Millions of Europeans flooded into Argentina in the 19th century to escape war and poverty back home, which has been a source of pride for the country.

“Argentina gave peace to those who were escaping war, freedom to those escaping religious persecution, and bread and work to those escaping hunger,” said Horacio Garcia, director of Argentina’s National Migration Directorate.

“Of the last six presidents, four of them were first-generation sons of immigrants,” Garcia noted. “Their fathers came to Argentina with a cardboard suitcase, and they saw that their children in a short amount of time became presidents of the nation. That hardly happens anywhere else in the world.”

By the 20th century, a strong workforce along with export earnings from agricultural products and beef had helped turn Argentina into one of the wealthiest countries in the world.

Argentines were also among “the most Europeanized and educated people in Latin America,” Gabriela Nouzeilles and Graciela Montaldo write in their anthology “The Argentina Reader: History, Culture and Politics.”

“Their literacy rate [about 90 percent] was the highest by far. Until 1945, the country boasted the highest per capita income on the continent, the most extensive urbanization, the largest middle class, as well as the best newspapers, universities, and publishing houses.”

But political mismanagement and lower prices for agricultural products that form the country’s economic backbone have for decades led to cyclical booms and busts.

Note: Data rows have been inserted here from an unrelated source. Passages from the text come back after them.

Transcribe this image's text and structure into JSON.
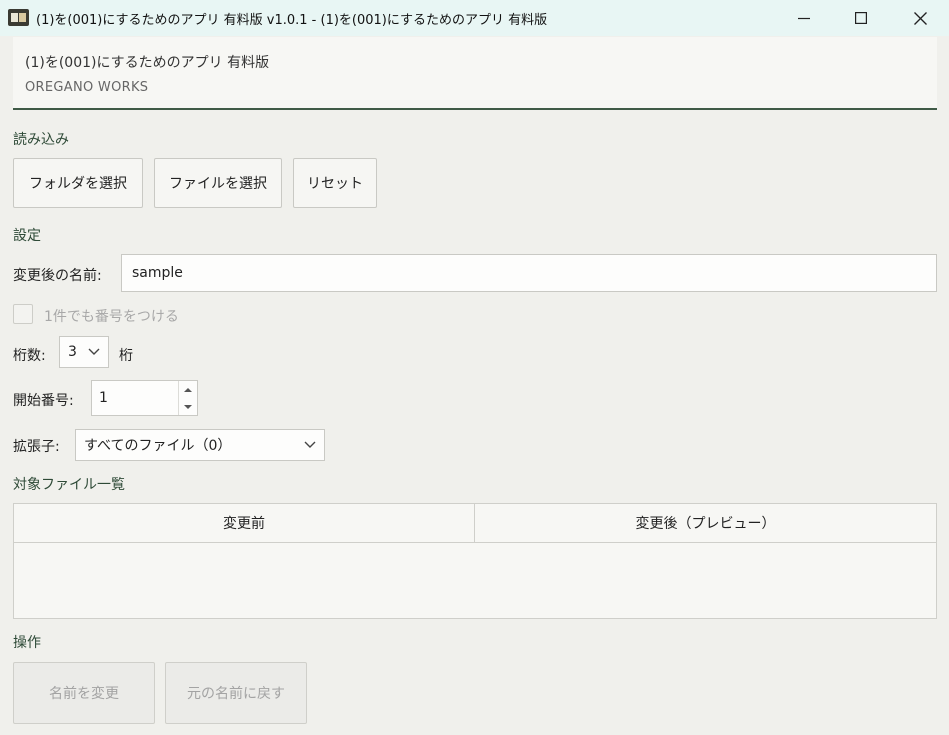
{
  "window": {
    "title": "(1)を(001)にするためのアプリ 有料版 v1.0.1 - (1)を(001)にするためのアプリ 有料版"
  },
  "header": {
    "app_name": "(1)を(001)にするためのアプリ 有料版",
    "publisher": "OREGANO WORKS"
  },
  "load": {
    "section_label": "読み込み",
    "select_folder": "フォルダを選択",
    "select_file": "ファイルを選択",
    "reset": "リセット"
  },
  "settings": {
    "section_label": "設定",
    "new_name_label": "変更後の名前:",
    "new_name_value": "sample",
    "number_single_label": "1件でも番号をつける",
    "number_single_checked": false,
    "digits_label": "桁数:",
    "digits_value": "3",
    "digits_unit": "桁",
    "start_label": "開始番号:",
    "start_value": "1",
    "ext_label": "拡張子:",
    "ext_value": "すべてのファイル（0）"
  },
  "files": {
    "section_label": "対象ファイル一覧",
    "columns": [
      "変更前",
      "変更後（プレビュー）"
    ],
    "rows": []
  },
  "actions": {
    "section_label": "操作",
    "rename": "名前を変更",
    "restore": "元の名前に戻す"
  }
}
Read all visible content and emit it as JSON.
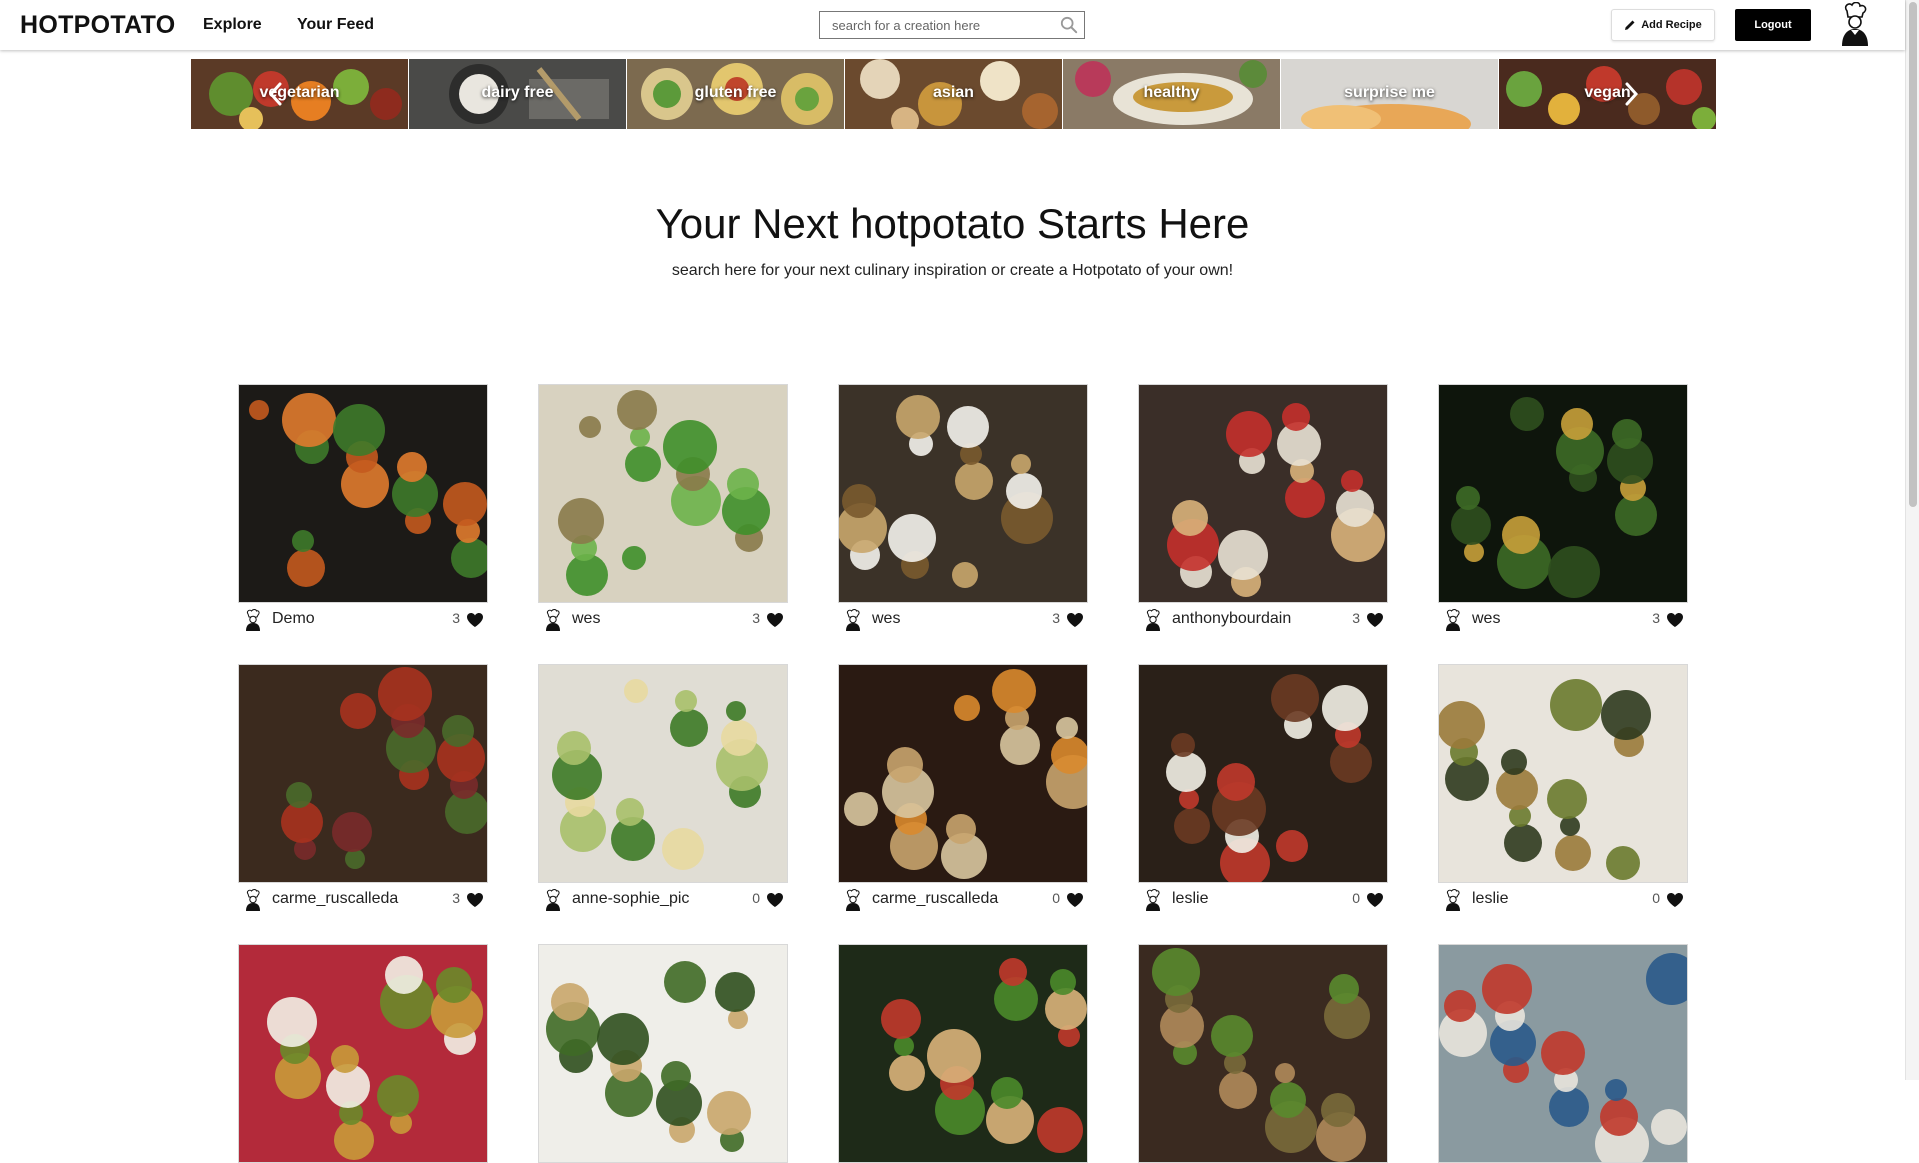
{
  "header": {
    "logo": "HOTPOTATO",
    "nav": [
      "Explore",
      "Your Feed"
    ],
    "search_placeholder": "search for a creation here",
    "add_recipe_label": "Add Recipe",
    "logout_label": "Logout"
  },
  "categories": [
    "vegetarian",
    "dairy free",
    "gluten free",
    "asian",
    "healthy",
    "surprise me",
    "vegan"
  ],
  "hero": {
    "title": "Your Next hotpotato Starts Here",
    "subtitle": "search here for your next culinary inspiration or create a Hotpotato of your own!"
  },
  "recipes": [
    {
      "user": "Demo",
      "likes": "3"
    },
    {
      "user": "wes",
      "likes": "3"
    },
    {
      "user": "wes",
      "likes": "3"
    },
    {
      "user": "anthonybourdain",
      "likes": "3"
    },
    {
      "user": "wes",
      "likes": "3"
    },
    {
      "user": "carme_ruscalleda",
      "likes": "3"
    },
    {
      "user": "anne-sophie_pic",
      "likes": "0"
    },
    {
      "user": "carme_ruscalleda",
      "likes": "0"
    },
    {
      "user": "leslie",
      "likes": "0"
    },
    {
      "user": "leslie",
      "likes": "0"
    },
    {
      "user": "",
      "likes": ""
    },
    {
      "user": "",
      "likes": ""
    },
    {
      "user": "",
      "likes": ""
    },
    {
      "user": "",
      "likes": ""
    },
    {
      "user": "",
      "likes": ""
    }
  ],
  "colors": {
    "logout_bg": "#000000",
    "heart": "#111111"
  }
}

The Spanish government recently launched an initiative that allows a limited number of descendants of Spaniards living in Argentina without a Spanish passport to seek a special three-month work visa. Once they find a job, they can request Spanish nationality and bring their families. There were 76,328 Argentines officially registered by mid-2018 in Spain.

“There are many, many Argentines living here. We’re like pigeons — everywhere,” quipped Paz Pucheu, an Argentine now living in Spain.

The 25-year-old radio and television announcer went to Barcelona in 2017 when “things got really complicated” in Argentina. She began working at a restaurant and eventually landed a job at a local radio station.

“Like other Latin American countries, Argentina was a Spanish colony. With friends now we joke around that we’re colonizing our colonizers,” she said.